Augusto de Castro chamou-lhe o “Eça de saias”, devido à sua capacidade para observar e ironizar sobre os usos e costumes de Lisboa (“Diário de Notícias”, 13-12-1956). Ou, como ela própria, se definiu: “espectadora das comédias do mundo”, sobretudo da sociedade da mais alta-roda que frequentou em Lisboa, Funchal e Portalegre (“Dias Que Já La Vão”, Porto: Livraria Tavares Martins, 1946, p. 239; “Cartas do Campo e da Cidade”, Lisboa: Portugália, 1923).
O seu feminismo assumiu contornos próprios. Como escreveu, em forma de carta: “Tu bem o sabes, eu não suporto aquelas escritoras de quem se diz: têm a inteligência viril, escrevem como um homem... Com esta minha perigosa mania de evocação, oiço-lhes logo a voz grossa, vejo-as de peitilho de goma, colarinho alto, bengala e cachimbo” (“Cartas do Campo e da Cidade”, p. 195). Em “Cartas d’uma Vagabunda”, Luzia assumiu, ainda, a sua atitude irreverente, quando escreveu que “por distração e... talvez por um bocadinho de implicação também, faço sempre o contrário do que o código elegante manda fazer”. E, num dos seus últimos livros, “Última Rosa de Verão (cartas de mulheres)”, de 1940, Luzia meteu-se na pele de Ana Guiomar, a quem fora atribuída a tarefa de educar Nuno, primo de uma amiga e com metade da sua idade. Apesar das diferenças, educadora e educando apaixonaram-se, num quadro que é o do amor impossível. A irreverência estava, precisamente, no direito à paixão por parte da mulher mais velha, que quer fugir às convenções.
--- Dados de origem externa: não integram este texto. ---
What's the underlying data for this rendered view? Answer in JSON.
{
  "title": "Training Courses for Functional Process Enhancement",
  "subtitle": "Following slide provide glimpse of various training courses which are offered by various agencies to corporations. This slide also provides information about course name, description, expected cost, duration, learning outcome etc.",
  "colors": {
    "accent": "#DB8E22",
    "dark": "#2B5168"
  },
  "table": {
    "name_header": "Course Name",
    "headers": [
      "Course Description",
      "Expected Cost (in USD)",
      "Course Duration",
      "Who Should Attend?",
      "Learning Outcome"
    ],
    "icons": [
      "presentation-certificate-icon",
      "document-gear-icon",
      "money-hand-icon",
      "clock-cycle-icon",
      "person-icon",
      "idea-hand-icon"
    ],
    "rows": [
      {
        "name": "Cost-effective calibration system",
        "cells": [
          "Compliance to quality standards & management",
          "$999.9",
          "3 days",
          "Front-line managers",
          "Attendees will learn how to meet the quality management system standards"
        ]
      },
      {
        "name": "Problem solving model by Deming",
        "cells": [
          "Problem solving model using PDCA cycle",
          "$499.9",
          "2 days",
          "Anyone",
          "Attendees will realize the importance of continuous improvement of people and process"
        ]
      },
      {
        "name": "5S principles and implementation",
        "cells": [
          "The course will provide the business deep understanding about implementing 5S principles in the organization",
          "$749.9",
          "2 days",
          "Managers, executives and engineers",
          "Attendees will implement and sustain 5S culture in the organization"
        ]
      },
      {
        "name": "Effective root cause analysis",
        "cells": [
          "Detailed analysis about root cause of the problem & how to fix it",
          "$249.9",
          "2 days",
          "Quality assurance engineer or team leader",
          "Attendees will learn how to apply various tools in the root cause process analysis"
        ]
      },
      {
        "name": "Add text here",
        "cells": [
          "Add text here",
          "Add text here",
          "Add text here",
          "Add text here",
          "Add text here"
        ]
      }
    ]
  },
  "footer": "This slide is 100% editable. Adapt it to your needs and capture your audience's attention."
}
DISTINÇÃO SOCIAL E TRADIÇÃO MEMORIALÍSTICA
Enfim, da marquesa de Rio Maior, editada por Branca de Gonta, a Olga de Morais Sarmento ou a Luzia Grande e, mais perto de nós, a Fernanda de Castro, as memórias foram um instrumento de afirmação social e literária das mulheres. O seu conservadorismo, as suas ligações a uma cultura política monárquica ou a sua proximidade com os círculos do Estado Novo não se constituíram em obstáculo a tomadas de posição irreverentes e a processos de emancipação feministas. Pelo contrário, o conservadorismo das mesmas memórias funcionou tal como se a distinção social só pudesse ser sustentada por quem tinha a segurança e a autoconfiança para transgredir em relação às normas vigentes e ao medo do parece mal.
Resta saber se as memórias conservadoras escritas por mulheres integravam uma tradição memorialística portuguesa ou estavam relacionadas com exemplos que transcendiam a cultura literária nacional. É o que sugere a referida coleção de “Contemporâneos”, de Ferro, ao publicar várias traduções, como a do “Diário”, de Katherine Mansfield. O mesmo se diga do ato de dissimulada irreverência em que se constituiu a tradução por Oliva Guerra de “O Homem é Forte”, da autoria de Corrado Alvaro — romance que fora publicado originalmente em 1938 e merecera a censura dos regimes fascista e nazi, respetivamente, em Itália e na Alemanha.